La muerte es el destino fatal de todo ser. Es inexorable y, cada uno se enfrenta en formas felices, tristes o indiferentes. En tiempos de pandemia, la muerte es un remedio. Por eso, la gente cae en la celada de los ángeles verdugos. Vive de espaldas a la muerte, en actitud de negación frente a la misma. Al desafiarla, encontramos que las ceremonias rituales son menos solemnes. Las volvieron eventos rápidos y escasamente reducidos al ámbito familiar, arrebatando el derecho a despedirnos de nuestros seres queridos.
Hasta
mediados del siglo XX, despedir a un ser querido era un duelo social, se guardaba
luto en señal de respeto y solidaridad. El muerto se velaba en su propia casa, luego
de trasladaba en una carroza fúnebre hasta la Iglesia para los oficios
religiosos y, finalmente, al cementerio. Era un suceso acompañado del ejército de
familiares: allegados, amigos y, de la comunidad que era partícipe de toda la
ceremonia. Tras la pérdida de un ser, la familia se vestía de –negro riguroso- y,
el entorno social se encargaba de condolerse durante el doloroso proceso de
recuperación.
Los
enterramientos se hacían en el único cementerio
que existía en Popayán, en manos de la iglesia católica. Para esa época,
quedaba alejado, después de los últimos caseríos, donde se derramaba “la última
lágrima”. Así llamaban el lugar adonde llegaban los afligidos a rematar con un
trago de aguardiente y de paso, engullir un plato de “frito”, después de dos
días de vigilia. Quedaba pues, el Cementerio, en los extramuros de la ciudad, a
fin de preservar la salud pública; hasta hace pocos años, cuando cambió la
cultura funeraria, promoviendo la aparición del “cementerio jardín” con todas
las de la ley, desterrados de la ciudad.
La carroza fúnebre era el mayor
símbolo del enterramiento de la época, pues, existían dos tipologías, según la
clase social del finado. Personalidades importantes y gente adinerada (la
´jai´) ya despojadas de todo, eran acompañadas por largas filas de automotores.
Un fino y antiguo carruaje difícil de
importar, adornado de flores, coronas y cintas, cumplía la pompa fúnebre,
de hacer el ´último viaje´ del elegante ataúd, de la iglesia al cementerio. En
tanto que, en probado abatimiento del dolor de las gentes humildes, carentes de
recursos lo hacían a pie.

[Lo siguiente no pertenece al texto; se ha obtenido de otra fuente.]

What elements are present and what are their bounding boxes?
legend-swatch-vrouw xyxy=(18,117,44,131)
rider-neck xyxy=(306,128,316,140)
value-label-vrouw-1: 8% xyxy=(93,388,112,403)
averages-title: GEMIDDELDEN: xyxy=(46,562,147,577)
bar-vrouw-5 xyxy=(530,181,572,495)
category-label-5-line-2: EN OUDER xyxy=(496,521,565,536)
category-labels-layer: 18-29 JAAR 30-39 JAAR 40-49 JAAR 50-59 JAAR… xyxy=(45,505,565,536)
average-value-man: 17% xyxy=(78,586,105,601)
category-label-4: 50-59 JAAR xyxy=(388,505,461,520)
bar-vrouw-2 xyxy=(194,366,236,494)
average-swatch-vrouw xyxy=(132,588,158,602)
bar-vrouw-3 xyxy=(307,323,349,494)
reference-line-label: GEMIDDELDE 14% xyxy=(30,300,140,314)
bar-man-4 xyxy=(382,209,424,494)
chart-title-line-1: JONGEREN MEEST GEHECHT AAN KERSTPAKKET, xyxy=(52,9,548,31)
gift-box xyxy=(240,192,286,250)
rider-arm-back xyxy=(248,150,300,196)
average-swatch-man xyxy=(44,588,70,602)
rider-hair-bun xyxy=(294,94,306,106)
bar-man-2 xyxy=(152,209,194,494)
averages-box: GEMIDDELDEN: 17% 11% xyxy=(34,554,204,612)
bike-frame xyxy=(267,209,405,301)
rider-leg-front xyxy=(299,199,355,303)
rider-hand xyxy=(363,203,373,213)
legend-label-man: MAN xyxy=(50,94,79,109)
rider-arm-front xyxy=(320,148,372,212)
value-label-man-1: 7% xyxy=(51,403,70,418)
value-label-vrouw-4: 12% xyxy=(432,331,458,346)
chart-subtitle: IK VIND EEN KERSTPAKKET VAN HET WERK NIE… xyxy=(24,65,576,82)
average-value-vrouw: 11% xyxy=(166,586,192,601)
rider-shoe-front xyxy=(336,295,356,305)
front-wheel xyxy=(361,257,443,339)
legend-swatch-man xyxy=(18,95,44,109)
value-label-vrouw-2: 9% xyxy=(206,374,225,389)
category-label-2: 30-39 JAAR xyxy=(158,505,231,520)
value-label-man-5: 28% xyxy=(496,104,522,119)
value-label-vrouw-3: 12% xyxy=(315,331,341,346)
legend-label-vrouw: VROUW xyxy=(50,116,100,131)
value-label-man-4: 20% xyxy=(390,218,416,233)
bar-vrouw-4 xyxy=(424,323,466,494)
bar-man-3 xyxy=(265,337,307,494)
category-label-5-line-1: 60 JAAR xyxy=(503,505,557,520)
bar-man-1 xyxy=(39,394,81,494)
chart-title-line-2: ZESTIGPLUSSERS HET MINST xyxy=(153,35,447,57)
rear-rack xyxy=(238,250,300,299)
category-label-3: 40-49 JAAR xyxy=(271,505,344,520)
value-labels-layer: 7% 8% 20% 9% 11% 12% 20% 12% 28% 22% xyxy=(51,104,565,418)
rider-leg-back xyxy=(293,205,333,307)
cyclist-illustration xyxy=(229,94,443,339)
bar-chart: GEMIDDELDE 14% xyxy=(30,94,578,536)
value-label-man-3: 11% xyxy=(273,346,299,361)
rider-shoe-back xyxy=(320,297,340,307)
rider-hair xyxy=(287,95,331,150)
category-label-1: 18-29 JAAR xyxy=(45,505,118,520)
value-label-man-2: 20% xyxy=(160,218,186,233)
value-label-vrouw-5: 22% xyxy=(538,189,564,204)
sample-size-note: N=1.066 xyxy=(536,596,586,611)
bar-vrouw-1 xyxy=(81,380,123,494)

Por trayectos cortos en manos de familiares, deudos y
amigos se turnaban, para cargar el cadáver.
En
las últimas décadas, cuando la iglesia renovó la sepultura, aceptando que la
cremación no era contraria a ninguna ‘verdad natural o sobrenatural’, accedió
también a los sacramentos y funerales para quienes solicitaran ser cremados,
siempre y cuando dicha opción no obedeciera a la ‘negación de los dogmas
cristianos o por odio hacia la religión católica y la Iglesia’
¡Pero,
todo cambió por la alta tasa de mortalidad y por la moda global de incineración!
En este bisiesto
y siniestro año, nos tocó morir solos. Los difuntos tratados
como víctimas del coronavirus, saltándose los procesos de laboratorio, velación
e iglesia, los transportan directamente al cementerio como muertos contagiosos
sin serlo. Conductor del carro mortuorio y ayudantes vestidos de blanco,
enterizos, anti-fluidos, mascarillas y guantes, recogen el cuerpo inerte, introducido
en una gruesa bolsa negra y sellada. En forma rápida, lo trastean por las
desérticas calles de Popayán, para entregarlo al reducido grupo familiar en la
puerta del horno crematorio, sin velatorio ni funeral católico, haciendo
que los procedimientos ligados a la defunción tengan que realizarse en soledad. ¡Vaya revolución social del protocolo
sanitario! que, desencaja el dolor en el inhumano drama de no poder abrazarse en el sufrimiento.
Civilidad:
La muerte es misteriosa y sagrada. Tranquiliza, porque es un
cambio de misión para vivir la espiritualidad plena en la mansión celestial.